If I were to make a professional suggestion it would be to spin up a new temporary VM for each job on
someone else's infrastructure and hope for the best.

Good luck
@Baa @david_chisnall I am very well aware of this and if there was a reasonable way to do this with Forgejo Actions I would've already been doing it

@david_chisnall

  • I'm not using VMs because nested virtualization is awfully slow and I designed the runner system I'm using to run on top of commodity cloud compute
  • even if I were to use VMs anyway (or if I set up the bare metal I'm looking at right now, etc) then this still leaves the problem that forgejo-runner can't spawn a VM per build, only a container per build, meaning malware can persist itself
  • @whitequark my experience with podman so far has been "docker's default is to run code inside the container as the container's own root user and podman's default is to have a UID 1000 inside the container run everything" so 90% of the fixes for Containerfiles and containers I've pulled off the net was just to give it the flag to run "root" on the inside. the "podman-docker" or "docker-podman" package gives you a compatible socket in the right path that docker CLI and tools that speak to the docker socket directly can be happy, which may take you almost all the way to workflows requiring "docker-in-docker"? I hope at least one of these is new & helpful information to you
    @timotimo this seems pretty much completely irrelevant
    @whitequark I was thinking cibuildwheel should be able to run with that, but a second look lead me to the "container-engine" option (or CIBW_CONTAINER_ENGINE) that you can set to "podman". is it not running in practice even though it should work in theory?
    @timotimo that fails with inability to find /dev/net/tun and /dev/fuse (the latter might be fixed by fuse-overlayfs, the former not sure)
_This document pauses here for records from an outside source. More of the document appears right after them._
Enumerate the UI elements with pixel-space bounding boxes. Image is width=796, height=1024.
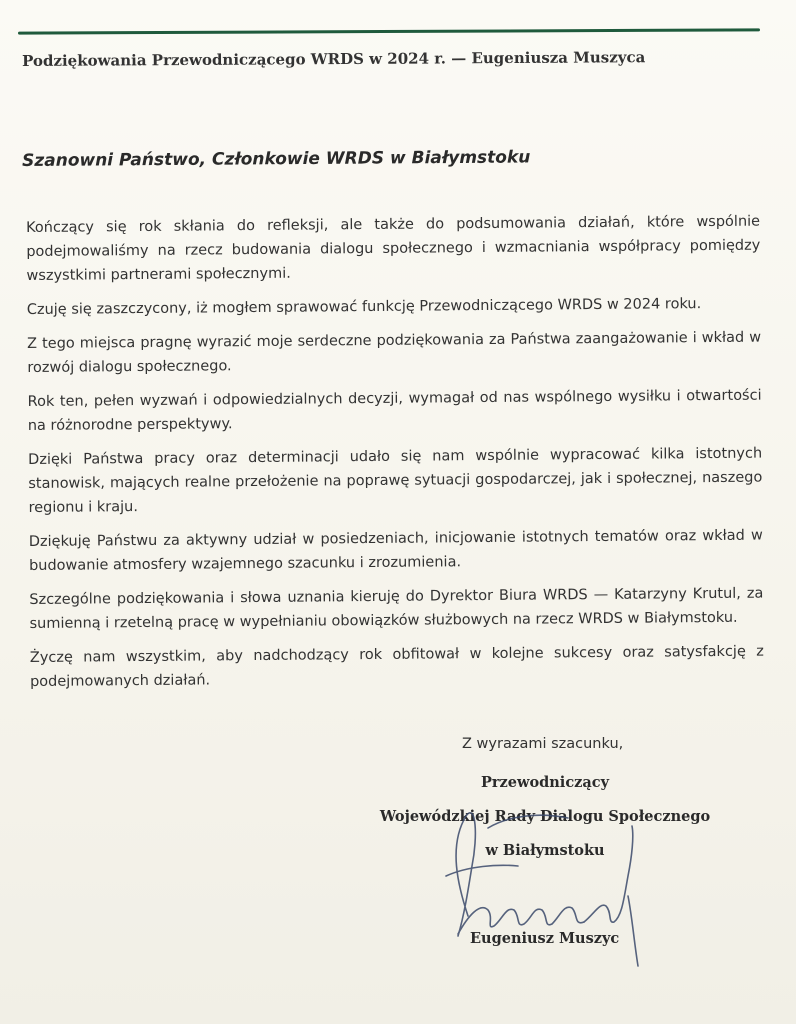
signatory-title-line: w Białymstoku [485, 842, 605, 859]
signatory-title-line: Przewodniczący [480, 774, 610, 791]
letter-body [26, 210, 764, 704]
signatory-name: Eugeniusz Muszyc [470, 930, 620, 947]
salutation: Szanowni Państwo, Członkowie WRDS w Białymstoku [22, 147, 531, 171]
document-header: Podziękowania Przewodniczącego WRDS w 2024 r. — Eugeniusza Muszyca [22, 48, 646, 70]
closing-phrase: Z wyrazami szacunku, [462, 736, 624, 752]
paragraph: Z tego miejsca pragnę wyrazić moje serdeczne podziękowania za Państwa zaangażowanie i wkład w rozwój dialogu społecznego. [27, 329, 762, 376]
paragraph: Kończący się rok skłania do refleksji, ale także do podsumowania działań, które wspólnie podejmowaliśmy na rzecz budowania dialogu społecznego i wzmacniania współpracy pomiędzy wszystkimi partnerami społecznymi. [26, 213, 761, 284]
header-rule [18, 28, 760, 34]
paragraph: Życzę nam wszystkim, aby nadchodzący rok obfitował w kolejne sukcesy oraz satysfakcję z podejmowanych działań. [29, 643, 764, 690]
paragraph: Rok ten, pełen wyzwań i odpowiedzialnych decyzji, wymagał od nas wspólnego wysiłku i otwartości na różnorodne perspektywy. [27, 387, 762, 434]
paragraph: Szczególne podziękowania i słowa uznania kieruję do Dyrektor Biura WRDS — Katarzyny Krutul, za sumienną i rzetelną pracę w wypełnianiu obowiązków służbowych na rzecz WRDS w Białymstoku. [29, 585, 764, 632]
paragraph: Dziękuję Państwu za aktywny udział w posiedzeniach, inicjowanie istotnych tematów oraz wkład w budowanie atmosfery wzajemnego szacunku i zrozumienia. [28, 527, 763, 574]
paragraph: Dzięki Państwa pracy oraz determinacji udało się nam wspólnie wypracować kilka istotnych stanowisk, mających realne przełożenie na poprawę sytuacji gospodarczej, jak i społecznej, naszego regionu i kraju. [28, 445, 763, 516]
signatory-title-line: Wojewódzkiej Rady Dialogu Społecznego [379, 808, 711, 825]
paragraph: Czuję się zaszczycony, iż mogłem sprawować funkcję Przewodniczącego WRDS w 2024 roku. [26, 296, 702, 318]
signatory-title [340, 766, 750, 868]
    @whitequark I've been able to do this just now:

    podman run --rm -it --security-opt label=disable --user podman quay.io/podman/stable podman run -it --rm --user root registry.fedoraproject.org/fedora-toolbox

    that's an image specifically built to use podman inside podman (or docker I guess?) and I'm running it as user and without --privileged and inside of it is a fedora toolbox and inside the fedora toolbox itself I was able to curl codeberg.org

    This might be a good place to start from. Not sure what exactly makes the error about tun/tap not happen with this image, however

    @timotimo try running cibuildwheel (this is the actual workload that's been failing; it's not my workflow but a friend's so i only have a limited amount of insight into what's it doing)
    pyreading

    Python packages used by Arcalibre

    Codeberg.org
    @whitequark I think I'll have time to look more closely this evening!
    @whitequark @david_chisnall are you on using systemd? If so, are you tailoring your security options for the service to be highly restrictive? If yes then no, I might have some good starting place for those options at the office.
    @c0dec0dec0de @david_chisnall I am using systemd but I don't see how this would help considering the attack surface I'm concerned is "the kernel" and maybe "Podman", not "the Forgejo Actions runner" (which is the service I'd be configuring)
    @whitequark @david_chisnall minimize blast radius for the process tree running Podman. We’re doing it with the Jenkins agent config at work, though admittedly there’s only so much you can do.